The cult of the masculine leader and the heroic death retreats to the bedroom. This is the origin of chauvinist machismo complete with misogyny, as well as intolerance of sexual habits which do not fit into a certain set of standards (from chastity to homosexuality). Mussolini famously said "War is to man what maternity is to woman." Ultimately, even sex is a difficult game to play - the Fuhrer was a masochist in the bedroom who left behind a string of relationships which ended in suicide - and so the Fascist tends to games with weapons as Eco notes "doing so becomes an ersatz phallic exercise." Plato maintains that the tyrant lives the life of dreams, where there is no conceivable 'crime' that we can commit and we can follow our desires to their end without consequence.
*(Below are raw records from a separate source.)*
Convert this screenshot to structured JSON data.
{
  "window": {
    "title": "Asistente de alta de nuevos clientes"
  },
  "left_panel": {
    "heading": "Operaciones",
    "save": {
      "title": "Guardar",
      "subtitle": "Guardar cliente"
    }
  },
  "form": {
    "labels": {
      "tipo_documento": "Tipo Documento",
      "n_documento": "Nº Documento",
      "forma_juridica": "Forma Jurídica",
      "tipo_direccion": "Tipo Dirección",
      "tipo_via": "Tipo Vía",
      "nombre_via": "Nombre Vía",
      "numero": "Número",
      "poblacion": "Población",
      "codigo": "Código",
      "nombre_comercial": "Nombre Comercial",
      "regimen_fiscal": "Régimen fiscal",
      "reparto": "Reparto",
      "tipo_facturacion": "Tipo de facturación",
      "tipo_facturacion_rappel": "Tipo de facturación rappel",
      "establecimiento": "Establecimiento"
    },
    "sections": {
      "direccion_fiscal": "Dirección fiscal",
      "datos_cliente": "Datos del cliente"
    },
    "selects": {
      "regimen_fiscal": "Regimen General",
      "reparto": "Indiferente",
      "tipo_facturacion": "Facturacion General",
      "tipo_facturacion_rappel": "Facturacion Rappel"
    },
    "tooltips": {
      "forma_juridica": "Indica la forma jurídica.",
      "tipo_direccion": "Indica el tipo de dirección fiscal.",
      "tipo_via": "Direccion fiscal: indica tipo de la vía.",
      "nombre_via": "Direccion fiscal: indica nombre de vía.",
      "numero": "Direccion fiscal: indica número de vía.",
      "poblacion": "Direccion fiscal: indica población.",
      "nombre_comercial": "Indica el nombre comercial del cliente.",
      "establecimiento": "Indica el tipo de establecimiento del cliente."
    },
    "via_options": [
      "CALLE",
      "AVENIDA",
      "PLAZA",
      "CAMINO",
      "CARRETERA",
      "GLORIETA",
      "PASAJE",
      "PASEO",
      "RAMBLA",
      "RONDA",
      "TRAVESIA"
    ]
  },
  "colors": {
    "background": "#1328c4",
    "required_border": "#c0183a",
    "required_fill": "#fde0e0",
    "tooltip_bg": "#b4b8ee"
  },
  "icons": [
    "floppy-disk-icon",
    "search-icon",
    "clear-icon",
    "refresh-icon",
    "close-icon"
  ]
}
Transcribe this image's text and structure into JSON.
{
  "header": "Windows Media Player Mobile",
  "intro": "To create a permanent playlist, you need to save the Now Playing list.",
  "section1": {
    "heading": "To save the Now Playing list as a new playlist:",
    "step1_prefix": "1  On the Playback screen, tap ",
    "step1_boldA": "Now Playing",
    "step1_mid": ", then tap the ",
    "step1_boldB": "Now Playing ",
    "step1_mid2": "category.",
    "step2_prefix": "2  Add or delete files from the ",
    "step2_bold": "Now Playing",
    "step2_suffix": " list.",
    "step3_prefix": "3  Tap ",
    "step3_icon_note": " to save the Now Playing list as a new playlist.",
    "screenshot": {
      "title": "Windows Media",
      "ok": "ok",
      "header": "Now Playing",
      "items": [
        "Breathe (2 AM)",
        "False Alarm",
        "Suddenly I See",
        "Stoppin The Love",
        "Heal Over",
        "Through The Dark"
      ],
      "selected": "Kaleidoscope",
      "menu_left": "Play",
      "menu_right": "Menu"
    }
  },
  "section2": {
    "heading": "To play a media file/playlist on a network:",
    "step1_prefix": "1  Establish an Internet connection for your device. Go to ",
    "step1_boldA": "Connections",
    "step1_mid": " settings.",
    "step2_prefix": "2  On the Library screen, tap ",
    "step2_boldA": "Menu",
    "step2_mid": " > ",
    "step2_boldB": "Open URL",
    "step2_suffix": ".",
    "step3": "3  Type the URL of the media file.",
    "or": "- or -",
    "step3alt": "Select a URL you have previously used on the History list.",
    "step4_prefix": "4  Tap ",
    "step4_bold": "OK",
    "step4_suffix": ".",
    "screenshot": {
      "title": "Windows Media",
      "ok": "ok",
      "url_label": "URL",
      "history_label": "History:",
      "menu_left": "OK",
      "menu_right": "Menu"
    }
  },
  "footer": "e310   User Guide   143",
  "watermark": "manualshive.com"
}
The tyrant becomes what he was in his dreams, eating forbidden fruit and killing at a whim. Nothing is off the table, from incest to mass-murder. Dreams become reality for the tyrant. Perhaps these words were prescient of the indulgences of Fascist dictators.

1 comment:

SgtMD said...

Exceptionalism plays a role in forming a fascist state. Herman Hesse mentioned the popularity of exceptionalist thinking in pre WW1 Germany in his book Demian. We are starting to see shades of the same kind of exceptionalist attitudes here at home in the USA. Fascist rule not far away?